Primary Author and Speaker: Gina Daly
Contributing Authors: Jeanne Jackson, Helen Lynch
Autistic children with sensory processing differences successfully navigate and engage in meaningful family daily occupations within home and community environments through the support of their family. To date however, much of the research on autistic children with sensory processing differences, has primarily been deficit focused, while much of the caregiver research has focused on issues of distress, burden, effort, and emotional trauma in coping with their child’s diagnosis. This study aimed to conduct a qualitative evidence synthesis, using a meta-ethnographic approach to explore the gap identified in understanding successful occupational experiences of family participation and daily family routines when supporting an autistic child with sensory processing differences and to offer an alternative strengths-based perspective.

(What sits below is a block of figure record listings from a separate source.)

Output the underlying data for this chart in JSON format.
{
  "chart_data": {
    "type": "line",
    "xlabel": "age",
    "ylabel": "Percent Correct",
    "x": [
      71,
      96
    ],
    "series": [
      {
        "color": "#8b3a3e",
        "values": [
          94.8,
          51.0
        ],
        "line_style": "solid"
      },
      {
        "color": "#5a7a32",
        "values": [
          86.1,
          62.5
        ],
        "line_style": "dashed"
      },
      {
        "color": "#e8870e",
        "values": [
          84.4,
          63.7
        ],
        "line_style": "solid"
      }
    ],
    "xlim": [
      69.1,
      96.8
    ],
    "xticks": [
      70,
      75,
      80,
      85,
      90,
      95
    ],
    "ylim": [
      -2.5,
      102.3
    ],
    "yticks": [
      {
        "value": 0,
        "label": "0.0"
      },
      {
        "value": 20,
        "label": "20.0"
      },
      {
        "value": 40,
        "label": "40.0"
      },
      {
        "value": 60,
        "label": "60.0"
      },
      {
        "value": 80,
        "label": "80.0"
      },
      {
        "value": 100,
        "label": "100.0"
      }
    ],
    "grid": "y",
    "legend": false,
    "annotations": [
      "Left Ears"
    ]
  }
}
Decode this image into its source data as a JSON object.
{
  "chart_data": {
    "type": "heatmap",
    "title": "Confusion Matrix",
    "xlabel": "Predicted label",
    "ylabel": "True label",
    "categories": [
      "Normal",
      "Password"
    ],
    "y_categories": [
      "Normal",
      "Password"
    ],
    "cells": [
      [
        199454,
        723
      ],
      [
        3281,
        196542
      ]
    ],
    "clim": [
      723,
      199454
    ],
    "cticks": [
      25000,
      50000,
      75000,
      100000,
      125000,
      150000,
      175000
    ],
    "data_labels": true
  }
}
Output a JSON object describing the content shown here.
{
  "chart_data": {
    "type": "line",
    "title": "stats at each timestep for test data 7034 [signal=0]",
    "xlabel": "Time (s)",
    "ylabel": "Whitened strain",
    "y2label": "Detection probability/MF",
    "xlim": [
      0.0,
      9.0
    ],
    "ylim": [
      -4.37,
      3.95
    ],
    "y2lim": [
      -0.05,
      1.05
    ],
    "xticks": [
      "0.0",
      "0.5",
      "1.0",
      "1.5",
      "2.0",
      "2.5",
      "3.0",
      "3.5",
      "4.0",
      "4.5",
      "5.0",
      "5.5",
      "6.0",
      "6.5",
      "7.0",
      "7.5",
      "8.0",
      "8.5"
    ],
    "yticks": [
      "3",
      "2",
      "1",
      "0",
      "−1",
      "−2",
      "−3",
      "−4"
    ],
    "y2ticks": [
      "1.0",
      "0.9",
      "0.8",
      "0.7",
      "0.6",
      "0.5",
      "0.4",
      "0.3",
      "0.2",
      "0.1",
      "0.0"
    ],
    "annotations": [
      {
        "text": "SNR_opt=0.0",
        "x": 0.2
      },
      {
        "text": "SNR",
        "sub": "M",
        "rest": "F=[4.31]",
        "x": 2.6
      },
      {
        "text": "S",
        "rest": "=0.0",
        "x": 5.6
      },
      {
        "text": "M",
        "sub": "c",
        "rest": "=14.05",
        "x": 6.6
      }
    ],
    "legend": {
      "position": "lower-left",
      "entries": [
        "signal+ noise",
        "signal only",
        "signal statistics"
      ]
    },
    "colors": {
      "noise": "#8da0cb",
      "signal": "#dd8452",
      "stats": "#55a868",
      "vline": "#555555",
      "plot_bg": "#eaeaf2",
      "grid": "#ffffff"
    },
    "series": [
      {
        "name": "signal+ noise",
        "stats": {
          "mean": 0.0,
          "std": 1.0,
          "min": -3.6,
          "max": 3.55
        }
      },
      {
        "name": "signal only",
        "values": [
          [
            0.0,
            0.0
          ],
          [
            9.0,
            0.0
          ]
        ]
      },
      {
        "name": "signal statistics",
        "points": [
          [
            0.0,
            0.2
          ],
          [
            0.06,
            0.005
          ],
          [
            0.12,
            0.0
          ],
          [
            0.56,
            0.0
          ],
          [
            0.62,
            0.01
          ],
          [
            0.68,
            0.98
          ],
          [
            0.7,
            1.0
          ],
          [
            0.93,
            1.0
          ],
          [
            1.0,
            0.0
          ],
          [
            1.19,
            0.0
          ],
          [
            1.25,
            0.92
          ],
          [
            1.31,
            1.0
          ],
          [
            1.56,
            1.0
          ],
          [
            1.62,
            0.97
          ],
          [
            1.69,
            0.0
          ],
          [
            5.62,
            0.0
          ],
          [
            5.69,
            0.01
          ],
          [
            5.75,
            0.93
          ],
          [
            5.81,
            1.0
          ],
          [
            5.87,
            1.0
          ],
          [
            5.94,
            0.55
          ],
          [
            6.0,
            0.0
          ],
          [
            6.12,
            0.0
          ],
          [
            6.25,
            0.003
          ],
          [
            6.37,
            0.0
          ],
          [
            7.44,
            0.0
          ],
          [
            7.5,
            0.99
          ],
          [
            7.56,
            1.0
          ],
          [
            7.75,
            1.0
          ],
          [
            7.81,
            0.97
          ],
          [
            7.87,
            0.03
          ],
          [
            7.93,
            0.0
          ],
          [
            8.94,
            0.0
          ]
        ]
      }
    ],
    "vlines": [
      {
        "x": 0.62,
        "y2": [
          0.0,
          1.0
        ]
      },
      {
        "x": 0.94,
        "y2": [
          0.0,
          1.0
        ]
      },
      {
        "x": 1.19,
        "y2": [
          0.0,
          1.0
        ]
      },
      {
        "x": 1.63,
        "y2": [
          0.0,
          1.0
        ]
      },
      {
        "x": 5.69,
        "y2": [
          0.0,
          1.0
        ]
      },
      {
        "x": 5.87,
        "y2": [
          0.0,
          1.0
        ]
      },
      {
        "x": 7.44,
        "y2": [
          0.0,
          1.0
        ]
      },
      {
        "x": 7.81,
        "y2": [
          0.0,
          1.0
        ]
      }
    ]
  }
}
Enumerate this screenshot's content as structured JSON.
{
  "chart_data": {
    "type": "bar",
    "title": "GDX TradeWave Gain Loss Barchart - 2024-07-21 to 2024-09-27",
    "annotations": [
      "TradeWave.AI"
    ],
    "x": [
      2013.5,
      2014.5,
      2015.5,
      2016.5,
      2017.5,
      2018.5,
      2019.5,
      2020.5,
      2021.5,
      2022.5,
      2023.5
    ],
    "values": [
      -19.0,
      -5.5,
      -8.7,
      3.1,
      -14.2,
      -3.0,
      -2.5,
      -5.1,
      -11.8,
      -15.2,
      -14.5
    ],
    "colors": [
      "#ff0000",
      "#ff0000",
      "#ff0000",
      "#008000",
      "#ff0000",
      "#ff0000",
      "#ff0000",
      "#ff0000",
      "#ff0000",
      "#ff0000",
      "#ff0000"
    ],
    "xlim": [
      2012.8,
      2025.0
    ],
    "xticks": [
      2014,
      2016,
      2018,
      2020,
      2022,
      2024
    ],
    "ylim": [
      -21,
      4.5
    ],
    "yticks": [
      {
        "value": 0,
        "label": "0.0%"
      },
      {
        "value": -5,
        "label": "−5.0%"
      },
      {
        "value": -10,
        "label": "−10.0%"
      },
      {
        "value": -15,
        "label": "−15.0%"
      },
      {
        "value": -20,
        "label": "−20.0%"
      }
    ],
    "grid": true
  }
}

Inclusion criteria were studies which were peer-reviewed qualitative design, published from 2000 to 2021, and that concerned parents/caregivers’ perspectives of family occupations of children diagnosed with autism spectrum disorder. Studies were electronically searched in eight databases from October to December 2021 and 23 studies were identified which met the inclusion criteria. Noblit and Hare’s seven step approach for conducting analysis in meta-ethnography was used, and three themes identified: (1) sensory processing differences in daily life, (2) what is hard about hard, and (3) orchestrating family life. Results identified the centrality of sensory experiences in understanding family life. Living with unpredictability while orchestrating certainty through routines was core to successful participation. This review provides insights into how parents negotiate the complexities of constructing family life when living with an autistic child. The results can inform the design of future interventions that address the relationship between participation in family occupations and daily routines and sensory processing in autistic children.